獨孤九無法, 只好低聲道:“椒椒出來,不喝便是。”

“不喝藥嗎?”莫焦焦期待地問,顫巍巍的葉子總算是抖得沒那麽厲害了,他慢騰騰地在湖水裏翻了個身, 商量道:“變成人也不要喝,藥都臭臭的,九九不能騙我。”

“嗯。不騙你。”獨孤九定定地看著湖水, 低垂著的眉眼卻若有所思的模樣, 深邃的雙眸漆黑一片, 看不出一絲一毫的想法。

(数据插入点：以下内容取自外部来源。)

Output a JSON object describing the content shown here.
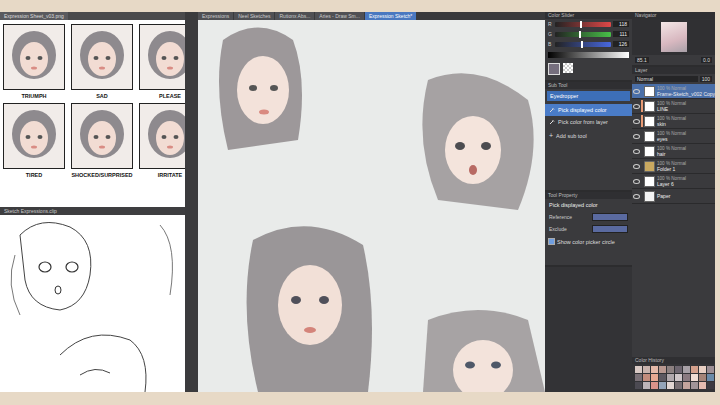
{
  "reference_window": {
    "tab": "Expression Sheet_v03.png",
    "cells": [
      {
        "label": "TRIUMPH"
      },
      {
        "label": "SAD"
      },
      {
        "label": "PLEASE"
      },
      {
        "label": "TIRED"
      },
      {
        "label": "SHOCKED/SURPRISED"
      },
      {
        "label": "IRRITATE"
      }
    ]
  },
  "sketch_window": {
    "title": "Sketch Expressions.clip"
  },
  "canvas_tabs": [
    {
      "label": "Expressions",
      "selected": false
    },
    {
      "label": "Neel Sketches",
      "selected": false
    },
    {
      "label": "Rutionx Abs...",
      "selected": false
    },
    {
      "label": "Aries - Draw Sm...",
      "selected": false
    },
    {
      "label": "Expression Sketch*",
      "selected": true
    }
  ],
  "color_slider": {
    "title": "Color Slider",
    "sliders": [
      {
        "channel": "R",
        "value": "118",
        "level": 0.46,
        "color": "#e04848"
      },
      {
        "channel": "G",
        "value": "111",
        "level": 0.44,
        "color": "#48c048"
      },
      {
        "channel": "B",
        "value": "126",
        "level": 0.49,
        "color": "#4868e0"
      }
    ]
  },
  "sub_tool": {
    "title": "Sub Tool",
    "group": "Eyedropper",
    "items": [
      {
        "label": "Pick displayed color",
        "selected": true
      },
      {
        "label": "Pick color from layer",
        "selected": false
      }
    ],
    "add_label": "Add sub tool",
    "add_icon": "+"
  },
  "tool_property": {
    "title": "Tool Property",
    "tool": "Pick displayed color",
    "fields": [
      {
        "label": "Reference"
      },
      {
        "label": "Exclude"
      }
    ],
    "checkbox": {
      "label": "Show color picker circle",
      "checked": true
    }
  },
  "navigator": {
    "title": "Navigator",
    "zoom": "85.1",
    "angle": "0.0"
  },
  "layer_panel": {
    "title": "Layer",
    "mode": "Normal",
    "opacity": "100",
    "layers": [
      {
        "kind": "layer",
        "blend": "100 % Normal",
        "name": "Frame-Sketch_v002 Copy",
        "selected": true,
        "visible": true
      },
      {
        "kind": "layer",
        "blend": "100 % Normal",
        "name": "LINE",
        "selected": false,
        "visible": true,
        "color": "#e89a74"
      },
      {
        "kind": "layer",
        "blend": "100 % Normal",
        "name": "skin",
        "selected": false,
        "visible": true,
        "color": "#e89a74"
      },
      {
        "kind": "layer",
        "blend": "100 % Normal",
        "name": "eyes",
        "selected": false,
        "visible": true
      },
      {
        "kind": "layer",
        "blend": "100 % Normal",
        "name": "hair",
        "selected": false,
        "visible": true
      },
      {
        "kind": "folder",
        "blend": "100 % Normal",
        "name": "Folder 1",
        "selected": false,
        "visible": true
      },
      {
        "kind": "layer",
        "blend": "100 % Normal",
        "name": "Layer 6",
        "selected": false,
        "visible": true
      },
      {
        "kind": "paper",
        "blend": "",
        "name": "Paper",
        "selected": false,
        "visible": true
      }
    ]
  },
  "color_history": {
    "title": "Color History",
    "swatches": [
      {
        "color": "#d9c9c4"
      },
      {
        "color": "#c9b3ad"
      },
      {
        "color": "#e3b8a8"
      },
      {
        "color": "#b89890"
      },
      {
        "color": "#8c8080"
      },
      {
        "color": "#6e6670"
      },
      {
        "color": "#a7a0a6"
      },
      {
        "color": "#d4a08c"
      },
      {
        "color": "#e8cfc3"
      },
      {
        "color": "#9c8e94"
      },
      {
        "color": "#7a7076"
      },
      {
        "color": "#c38c7c"
      },
      {
        "color": "#e6a892"
      },
      {
        "color": "#5c5860"
      },
      {
        "color": "#b0a8ac"
      },
      {
        "color": "#cfc6c8"
      },
      {
        "color": "#8a7a80"
      },
      {
        "color": "#f0ddd4"
      },
      {
        "color": "#a48478"
      },
      {
        "color": "#6a8aa8"
      },
      {
        "color": "#4c4a52"
      },
      {
        "color": "#bdb4b8"
      },
      {
        "color": "#d8928a"
      },
      {
        "color": "#94a4b8"
      },
      {
        "color": "#e2d6d2"
      },
      {
        "color": "#786e72"
      },
      {
        "color": "#c4a49c"
      },
      {
        "color": "#a09498"
      },
      {
        "color": "#e4bcb0"
      },
      {
        "color": "#3c3a40"
      }
    ]
  }
}
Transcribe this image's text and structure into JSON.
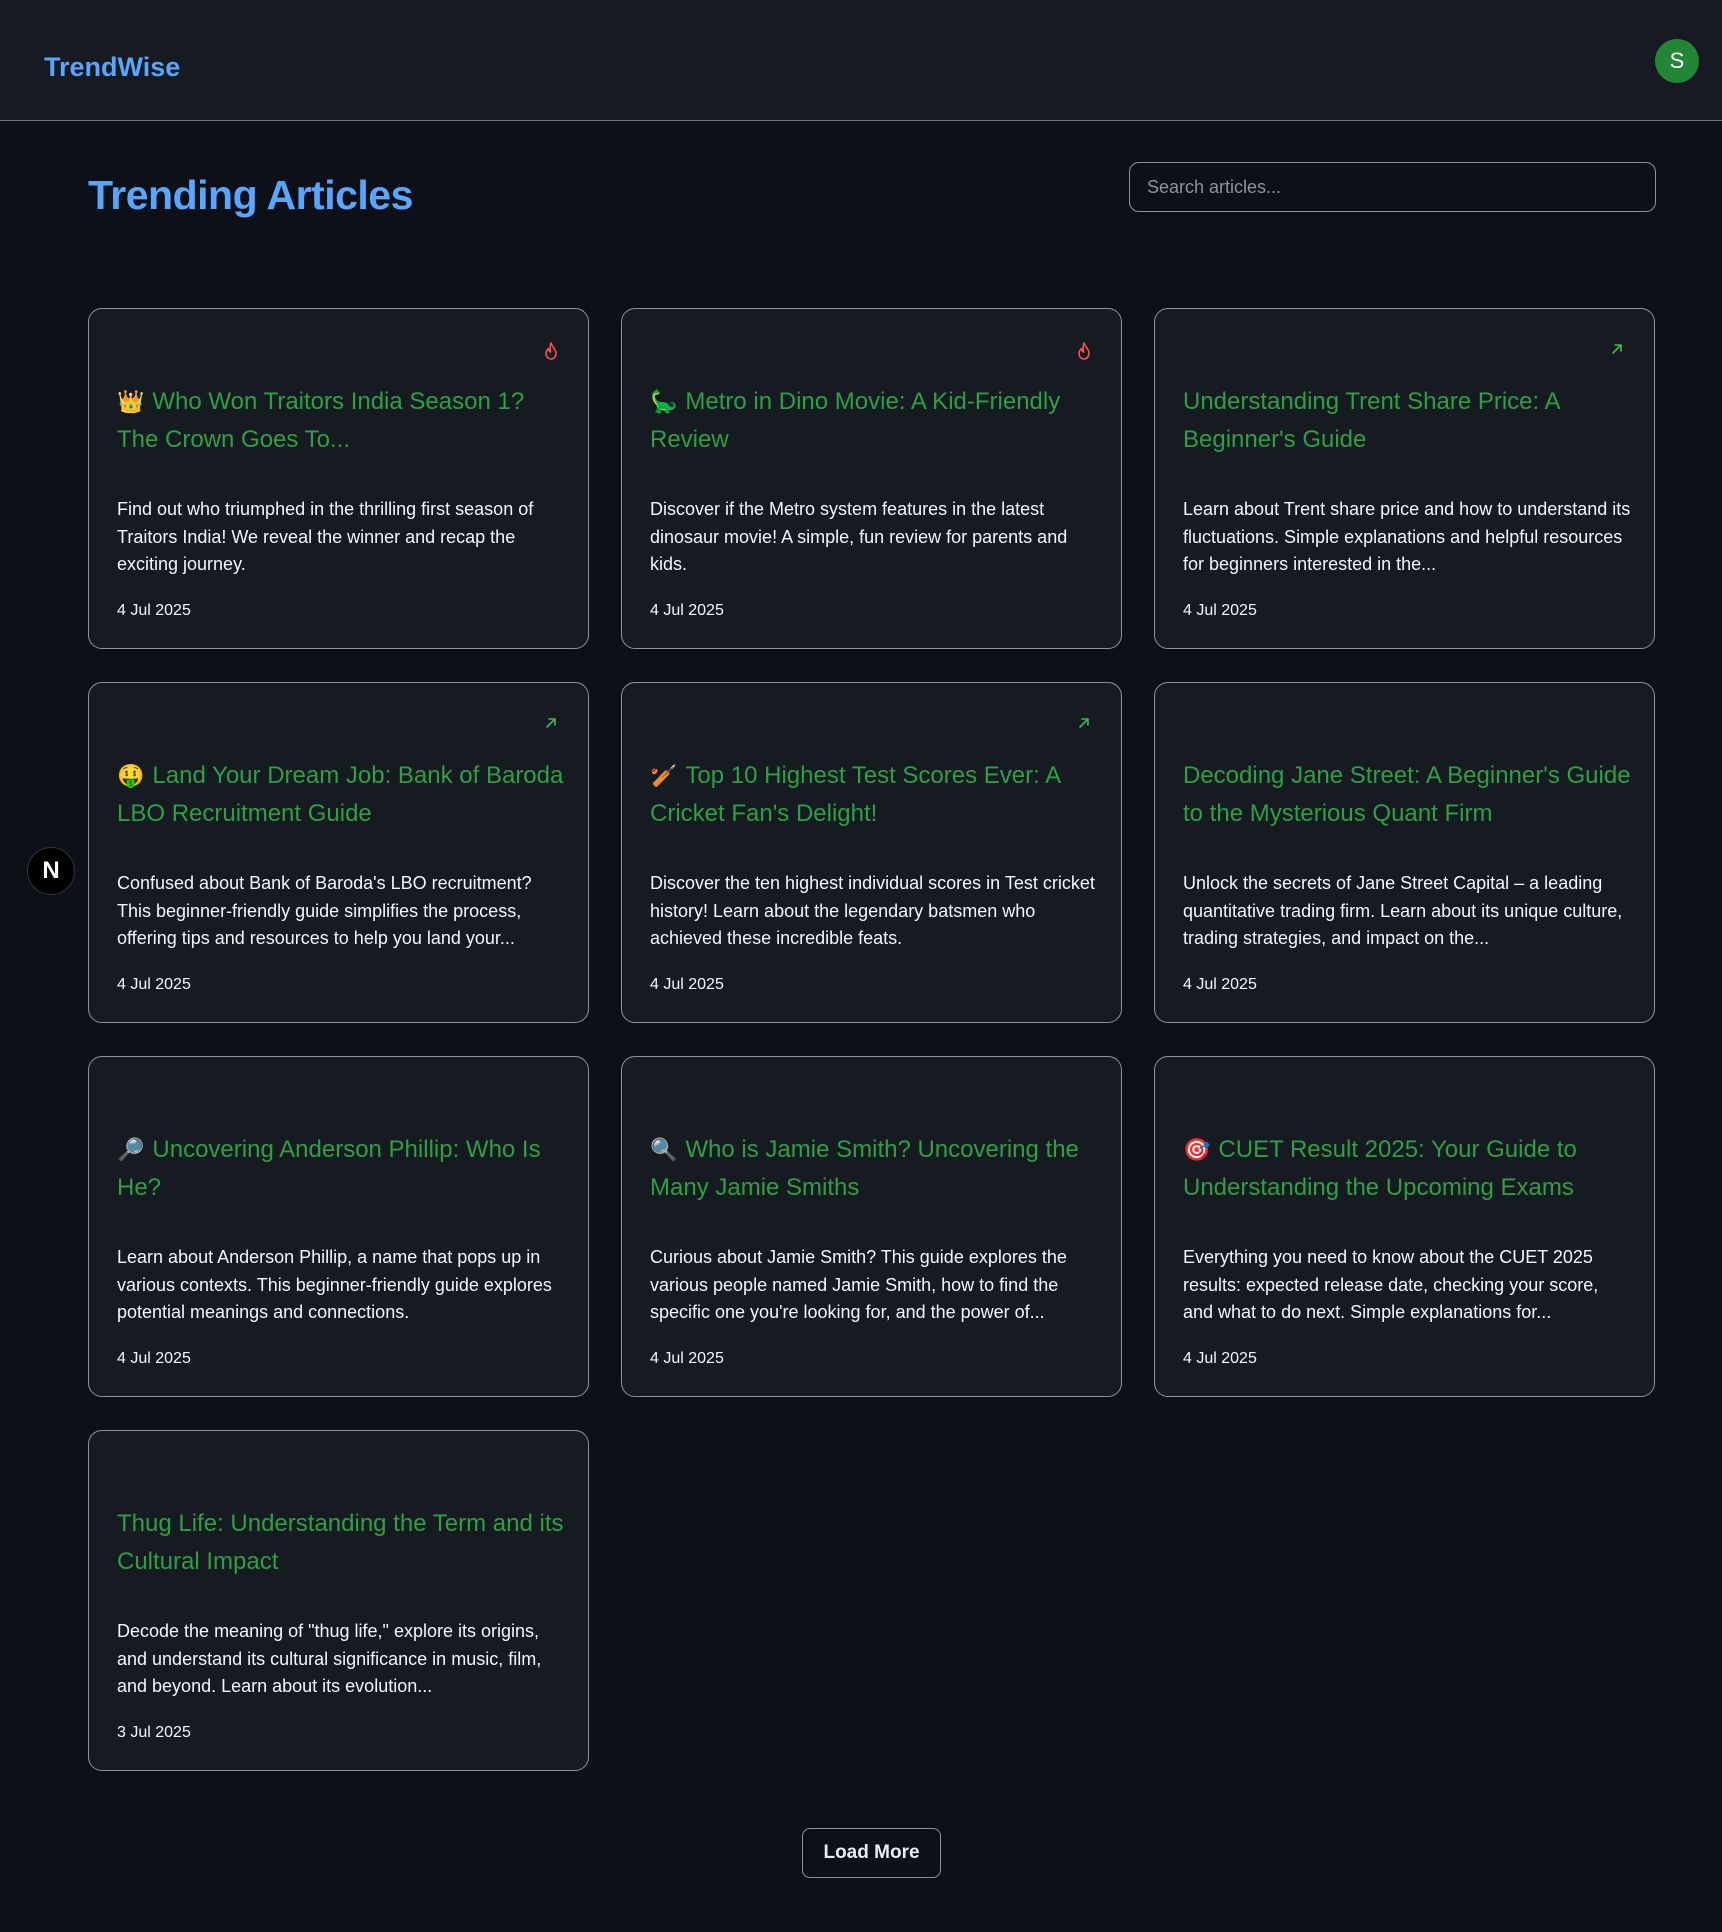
{
  "brand": "TrendWise",
  "user": {
    "initial": "S"
  },
  "page": {
    "title": "Trending Articles"
  },
  "search": {
    "placeholder": "Search articles..."
  },
  "floating_badge": "N",
  "articles": [
    {
      "emoji": "👑",
      "badge": "fire-icon",
      "title": "Who Won Traitors India Season 1? The Crown Goes To...",
      "description": "Find out who triumphed in the thrilling first season of Traitors India! We reveal the winner and recap the exciting journey.",
      "date": "4 Jul 2025"
    },
    {
      "emoji": "🦕",
      "badge": "fire-icon",
      "title": "Metro in Dino Movie: A Kid-Friendly Review",
      "description": "Discover if the Metro system features in the latest dinosaur movie! A simple, fun review for parents and kids.",
      "date": "4 Jul 2025"
    },
    {
      "emoji": "",
      "badge": "trend-arrow-icon",
      "title": "Understanding Trent Share Price: A Beginner's Guide",
      "description": "Learn about Trent share price and how to understand its fluctuations. Simple explanations and helpful resources for beginners interested in the...",
      "date": "4 Jul 2025"
    },
    {
      "emoji": "🤑",
      "badge": "trend-arrow-icon",
      "title": "Land Your Dream Job: Bank of Baroda LBO Recruitment Guide",
      "description": "Confused about Bank of Baroda's LBO recruitment? This beginner-friendly guide simplifies the process, offering tips and resources to help you land your...",
      "date": "4 Jul 2025"
    },
    {
      "emoji": "🏏",
      "badge": "trend-arrow-icon",
      "title": "Top 10 Highest Test Scores Ever: A Cricket Fan's Delight!",
      "description": "Discover the ten highest individual scores in Test cricket history! Learn about the legendary batsmen who achieved these incredible feats.",
      "date": "4 Jul 2025"
    },
    {
      "emoji": "",
      "badge": "",
      "title": "Decoding Jane Street: A Beginner's Guide to the Mysterious Quant Firm",
      "description": "Unlock the secrets of Jane Street Capital – a leading quantitative trading firm. Learn about its unique culture, trading strategies, and impact on the...",
      "date": "4 Jul 2025"
    },
    {
      "emoji": "🔎",
      "badge": "",
      "title": "Uncovering Anderson Phillip: Who Is He?",
      "description": "Learn about Anderson Phillip, a name that pops up in various contexts. This beginner-friendly guide explores potential meanings and connections.",
      "date": "4 Jul 2025"
    },
    {
      "emoji": "🔍",
      "badge": "",
      "title": "Who is Jamie Smith? Uncovering the Many Jamie Smiths",
      "description": "Curious about Jamie Smith? This guide explores the various people named Jamie Smith, how to find the specific one you're looking for, and the power of...",
      "date": "4 Jul 2025"
    },
    {
      "emoji": "🎯",
      "badge": "",
      "title": "CUET Result 2025: Your Guide to Understanding the Upcoming Exams",
      "description": "Everything you need to know about the CUET 2025 results: expected release date, checking your score, and what to do next. Simple explanations for...",
      "date": "4 Jul 2025"
    },
    {
      "emoji": "",
      "badge": "",
      "title": "Thug Life: Understanding the Term and its Cultural Impact",
      "description": "Decode the meaning of \"thug life,\" explore its origins, and understand its cultural significance in music, film, and beyond. Learn about its evolution...",
      "date": "3 Jul 2025"
    }
  ],
  "load_more_label": "Load More",
  "colors": {
    "background": "#0d1117",
    "surface": "#161b22",
    "accent_blue": "#58a6ff",
    "title_green": "#2ea043",
    "avatar_green": "#238636",
    "fire_red": "#f85149",
    "arrow_green": "#3fb950"
  }
}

莫焦焦知道獨孤九一向言出必行, 便舒展了葉子, 慢慢浮出水面,游到岸邊伸著枝條讓男人將自己抱上去,化為原形換了衣物,抱著回去落日閣。

直至晚間, 小孩散完步便回來爬到了榻上, 裹著他心愛的小被子玩九連環,目光專註非常。

而別鶴劍則窩在另一邊看啟蒙書冊, 一邊看一邊試圖教吞楚劍說話,嘀嘀咕咕地總也說不完, 語氣是全然的恨鐵不成鋼。它教了一會兒便氣得跳腳道:

“你不能總是這樣, 作為崇容劍尊的劍, 你都活了近萬年了,好歹要會說一句話,我也不奢求你凝出劍靈像我一樣,只要能和這小娃娃、和流光說話,就夠了。”

吞楚劍默默地擺了擺劍柄,依舊一聲不吭,直把別鶴劍氣得劍尖直戳進了地板裏。

莫焦焦正玩得高興,乍一聽別鶴劍氣急敗壞的聲音,扭過頭瞅了瞅,道:“為什麽要吞楚說話?”

“哎我的祖宗啊。”一提起這事別鶴劍就頭疼不已,“吞楚和我年歲相差不算大,也就一千年的時間,但是它遲遲不開靈智,威力便只能發揮出七成,還是在崇容劍尊的真元加持之下,若沒有崇容劍尊,吞楚孤身對敵,恐怕威力連五成都沒有。”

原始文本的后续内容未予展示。